L’équité commande de condamner [H] [R] à verser une somme de 300,00 euros au titre des frais irrépétibles que la SARL BELL’TER a pu exposer pour la présente procédure.
Sur l’exécution provisoire
En application de l’article 514 du code de procédure civile, les décisions de première instance sont de droit exécutoires à titre provisoire à moins que la loi ou la décision rendue n’en dispose autrement.

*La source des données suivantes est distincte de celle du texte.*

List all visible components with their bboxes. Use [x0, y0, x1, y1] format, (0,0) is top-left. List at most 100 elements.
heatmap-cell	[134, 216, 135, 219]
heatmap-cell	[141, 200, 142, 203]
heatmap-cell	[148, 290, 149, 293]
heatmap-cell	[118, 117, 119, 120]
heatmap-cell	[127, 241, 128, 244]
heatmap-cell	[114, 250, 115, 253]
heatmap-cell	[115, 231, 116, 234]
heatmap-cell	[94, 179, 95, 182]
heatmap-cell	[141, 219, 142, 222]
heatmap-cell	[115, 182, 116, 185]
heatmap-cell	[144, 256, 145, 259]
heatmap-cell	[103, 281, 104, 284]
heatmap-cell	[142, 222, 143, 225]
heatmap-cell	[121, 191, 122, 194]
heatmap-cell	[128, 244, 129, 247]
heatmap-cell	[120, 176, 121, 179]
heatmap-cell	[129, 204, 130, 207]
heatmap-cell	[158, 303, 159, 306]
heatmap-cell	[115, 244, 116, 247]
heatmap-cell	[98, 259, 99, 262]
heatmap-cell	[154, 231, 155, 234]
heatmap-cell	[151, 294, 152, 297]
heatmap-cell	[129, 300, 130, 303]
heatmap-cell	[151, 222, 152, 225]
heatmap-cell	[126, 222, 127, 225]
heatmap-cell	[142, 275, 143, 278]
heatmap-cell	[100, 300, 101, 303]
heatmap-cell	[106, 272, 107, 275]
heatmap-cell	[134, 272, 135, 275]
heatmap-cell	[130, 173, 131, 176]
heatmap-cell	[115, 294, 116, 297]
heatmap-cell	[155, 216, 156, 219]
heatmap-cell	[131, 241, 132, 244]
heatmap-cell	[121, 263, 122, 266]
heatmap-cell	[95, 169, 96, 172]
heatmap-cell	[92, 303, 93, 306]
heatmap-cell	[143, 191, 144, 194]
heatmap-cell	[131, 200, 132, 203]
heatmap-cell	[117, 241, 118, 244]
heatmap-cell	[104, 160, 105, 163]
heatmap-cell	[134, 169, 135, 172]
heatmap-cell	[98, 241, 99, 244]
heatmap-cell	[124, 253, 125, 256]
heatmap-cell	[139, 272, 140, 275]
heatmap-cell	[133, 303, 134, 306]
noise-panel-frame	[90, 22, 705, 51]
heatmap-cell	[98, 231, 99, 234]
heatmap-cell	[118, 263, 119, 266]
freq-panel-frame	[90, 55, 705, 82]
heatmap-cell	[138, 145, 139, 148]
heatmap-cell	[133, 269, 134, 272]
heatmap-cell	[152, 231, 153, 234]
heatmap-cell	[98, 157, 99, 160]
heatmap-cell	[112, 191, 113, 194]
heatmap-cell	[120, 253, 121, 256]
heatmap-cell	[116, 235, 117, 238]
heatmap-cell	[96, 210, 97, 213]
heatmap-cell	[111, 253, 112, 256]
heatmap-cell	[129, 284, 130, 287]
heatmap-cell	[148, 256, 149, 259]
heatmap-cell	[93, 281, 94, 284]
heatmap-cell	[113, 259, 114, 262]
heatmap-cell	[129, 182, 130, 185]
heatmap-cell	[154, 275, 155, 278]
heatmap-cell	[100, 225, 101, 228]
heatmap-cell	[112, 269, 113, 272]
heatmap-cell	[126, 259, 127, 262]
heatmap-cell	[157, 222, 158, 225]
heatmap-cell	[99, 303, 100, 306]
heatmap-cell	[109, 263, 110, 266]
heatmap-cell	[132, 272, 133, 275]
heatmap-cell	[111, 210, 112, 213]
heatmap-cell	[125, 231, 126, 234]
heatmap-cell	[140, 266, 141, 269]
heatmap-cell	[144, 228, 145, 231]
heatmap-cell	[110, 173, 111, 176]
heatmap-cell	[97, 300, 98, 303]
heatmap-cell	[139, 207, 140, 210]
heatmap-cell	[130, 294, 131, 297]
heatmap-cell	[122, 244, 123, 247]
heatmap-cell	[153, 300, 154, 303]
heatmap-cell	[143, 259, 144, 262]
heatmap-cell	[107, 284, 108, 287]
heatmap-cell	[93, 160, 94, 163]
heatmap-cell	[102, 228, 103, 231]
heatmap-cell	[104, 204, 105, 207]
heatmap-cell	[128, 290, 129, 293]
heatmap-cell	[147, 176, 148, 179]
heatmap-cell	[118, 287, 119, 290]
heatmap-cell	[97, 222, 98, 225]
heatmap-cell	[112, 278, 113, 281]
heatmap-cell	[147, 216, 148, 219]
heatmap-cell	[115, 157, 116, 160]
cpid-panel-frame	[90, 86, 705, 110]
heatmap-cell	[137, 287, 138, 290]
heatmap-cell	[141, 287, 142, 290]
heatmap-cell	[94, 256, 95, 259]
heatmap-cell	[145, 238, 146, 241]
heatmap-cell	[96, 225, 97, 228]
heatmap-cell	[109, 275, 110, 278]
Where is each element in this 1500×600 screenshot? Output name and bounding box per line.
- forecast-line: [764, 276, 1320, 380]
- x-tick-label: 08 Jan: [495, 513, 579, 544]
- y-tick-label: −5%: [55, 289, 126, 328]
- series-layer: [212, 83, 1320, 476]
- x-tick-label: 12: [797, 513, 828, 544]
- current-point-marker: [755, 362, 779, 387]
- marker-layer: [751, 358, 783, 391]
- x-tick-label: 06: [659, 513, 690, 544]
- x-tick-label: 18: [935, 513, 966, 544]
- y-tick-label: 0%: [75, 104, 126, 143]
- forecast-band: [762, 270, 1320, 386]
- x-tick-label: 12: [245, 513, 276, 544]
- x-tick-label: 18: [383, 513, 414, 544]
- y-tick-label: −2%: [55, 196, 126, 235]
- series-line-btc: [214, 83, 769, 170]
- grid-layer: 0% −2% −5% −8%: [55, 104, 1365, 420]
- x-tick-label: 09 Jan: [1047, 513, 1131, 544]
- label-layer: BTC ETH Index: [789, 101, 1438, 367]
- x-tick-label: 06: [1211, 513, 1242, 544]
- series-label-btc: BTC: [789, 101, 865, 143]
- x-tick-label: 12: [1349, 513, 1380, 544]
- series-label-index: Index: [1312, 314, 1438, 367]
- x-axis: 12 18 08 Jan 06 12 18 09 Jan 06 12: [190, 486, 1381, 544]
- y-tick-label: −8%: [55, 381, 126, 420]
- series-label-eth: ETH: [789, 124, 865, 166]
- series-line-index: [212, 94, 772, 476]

En conséquence, il y a lieu de rappeler que l’exécution provisoire de la présente décision est de droit.
PAR CES MOTIFS
Nous, Meggan DELACROIX-ROHART, Juge chargé des contentieux de la protection statuant en qualité de juge des référés, assistée de Béatrice OGIER, greffière, statuant publiquement, par ordonnance de référé contradictoire rendue en premier ressort,
Au principal, RENVOYONS les parties à se pourvoir ainsi qu’elles aviseront mais, dès à présent et par provision,
DECLARONS recevable la demande de résiliation formée par la SARL BELL’TER concernant le local à usage d’habitation situé [Adresse 5], loué par [H] [R] suivant contrat de bail du 15 février 2011,
DISONS n’y avoir lieu à référé sur l’acquisition de la clause résolutoire au titre des loyers et charges impayés,
CONSTATONS que les conditions d’acquisition de la clause résolutoire figurant au bail conclu le 15 février 2011 entre la SARL BELL’TER et [H] [R] concernant le logement à usage d’habitation situé [Adresse 5] sont réunies à la date du 12 novembre 2023, au titre du défaut de souscription d’un contrat d’assurance,
CONSTATONS la résiliation de plein droit du contrat de bail précité à compter du 12 novembre 2023,
DISONS n’y avoir lieu à référé sur les sommes dues au titre des loyers et charges impayés,
DISONS n’y avoir lieu à statuer sur les demandes de délais de paiement de suspension de clause résolutoire en conséquence,
CONSTATONS que [H] [R] est occupant sans droit ni titre des lieux depuis le 13 novembre 2023,
AUTORISONS l’expulsion de [H] [R] et de tous occupants de son chef des locaux précités, et DIT qu’à défaut de départ volontaire, [H] [R] pourra être contraint à l’expulsion avec, si besoin est, l’assistance de la force publique à la suite du délai légal de deux mois suivant la délivrance d’un commandement délivré par huissier de justice d’avoir à quitter les lieux,
DISONS qu’en cas d’expulsion il sera procédé en tant que de besoin à l’enlèvement des meubles et objets mobiliers se trouvant dans les lieux, dont le sort sera régi conformément aux dispositions des articles L. 433-1 et L. 433-2 du code des procédures civiles d’exécution,
FIXONS l’indemnité d’occupation mensuelle à la somme de 260,00 euros,
CONDAMNONS à titre provisionnel [H] [R] à régler à la SARL BELL’TER une indemnité d’occupation de 260,00 euros par mois charges comprises, somme due à compter du 13 novembre 2023 (lendemain de la date de la résiliation du bail) et jusqu’à la libération définitive et effective des lieux par restitution des clés,
DISONS que le présent jugement sera transmis aux services de la Préfecture de [Localité 10],
CONDAMNONS [H] [R] à régler à la SARL BELL’TER la somme de 300,00 euros aux titres des frais irrépétibles,
CONDAMNONS [H] [R] aux entiers dépens comprenant le coût du commandement de payer du 12 octobre 2023,
RAPPELONS que l’exécution provisoire est de droit,
Ainsi ordonné et mis à disposition du public par le greffe, en application des dispositions de l’article 450 alinéa 2 du code de procédure civile, le 17 juin 2025.